Tentu bukan hanya pemerintah. Aparat penegak hukum, khususnya kepolisian pun juga harus jujur. Mereka tak boleh menyampaikan kabar bohong atau fitnah. Temuan kasus-kasus hukum harus benar-benar ada, bukan sengaja diciptakan dan diada-adakan. KPK juga harus membongkar korupsi secara adil (equal before the law). Usut tanpa tebang pilih, meski yang dihadapi seorang pejabat elite yang dekat dengan penguasa sekalipun, meskipun ia seorang petinggi partai politik yang berafiliasi dengan lingkar kekuasaan. KPK harus berani menembus dinding kekuasaan, bukan malah menyelamatkan dengan berbagai alasan seperti "tidak ada niat jahat" dan seterusnya. Jangan sampai kepanjangan KPK diplintir menjadi Komisi Pembela Koruptor atau Komisi Pesanan Kekuasaan.
Jika hukum, kemudian kebijakan politik pemerintah sudah disampaikan dengan benar, apa adanya dengan penuh kejujuran, secara tidak langsung mereka telah memulai menghilangkan hoax, bully, serta fitnah di media sosial. Tetapi jika itu semua itu masih dibiarkan, bahkan terkesan dikelola untuk menguatkan dukungan di media sosial, akan sangat sulit membendung ribuan bahkan jutaan informasi- informasi palsu yang siap menyerang kita kapan pun. Oleh karenanya, penutupan media sosial yang sempat diwacanakan salah seorang menteri beberapa waktu lalu bukankah solusi terbaik.
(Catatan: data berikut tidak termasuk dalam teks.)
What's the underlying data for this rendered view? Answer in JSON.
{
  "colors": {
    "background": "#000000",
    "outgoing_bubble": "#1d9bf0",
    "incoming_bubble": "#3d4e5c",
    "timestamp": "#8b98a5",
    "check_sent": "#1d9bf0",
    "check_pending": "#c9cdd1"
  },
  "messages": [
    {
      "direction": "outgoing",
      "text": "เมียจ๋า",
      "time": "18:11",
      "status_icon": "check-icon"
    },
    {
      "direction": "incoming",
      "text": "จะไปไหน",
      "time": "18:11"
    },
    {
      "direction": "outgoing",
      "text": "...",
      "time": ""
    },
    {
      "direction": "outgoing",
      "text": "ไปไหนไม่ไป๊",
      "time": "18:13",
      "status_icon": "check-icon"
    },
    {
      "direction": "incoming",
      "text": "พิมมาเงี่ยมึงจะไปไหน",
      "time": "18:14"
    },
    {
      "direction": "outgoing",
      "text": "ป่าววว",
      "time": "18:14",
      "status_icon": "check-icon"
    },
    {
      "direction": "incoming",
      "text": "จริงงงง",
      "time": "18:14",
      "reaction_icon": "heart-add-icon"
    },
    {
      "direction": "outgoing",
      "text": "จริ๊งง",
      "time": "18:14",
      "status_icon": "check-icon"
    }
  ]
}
Menutup dengan tujuan mengurangi informasi hoax justru akan menampilkan kesan 'menghidupkan' kembali model kepemimpinan otoritatif gaya Orde Baru, di mana yang kritis dibungkam.
Jika ingin memulai, sampaikan informasi-informasi yang benar walau pahit sekalipun. Data kemiskinan, pengangguran, tingkat kesejahteraan rakyat, sampaikan secara akurat tanpa ada manipulasi data. Penegak hukum, jeratlah yang bersalah, dan lepaskan yang mereka yang tak bersalah. Biasakan jadikan informasi yang benar sebagai habit, bukan sebaliknya, kabar bohong malah yang dijadikan habit. Jika kebohongan yang terus dikumandangkan, kita pada akhirnya akan sampai pada level terendah dari kita, yaitu kebohongan dianggap biasa, dan bahkan menjadi komando utama dalam diri kita. Kita bakal terjebak dalam kebohongan berjamaah.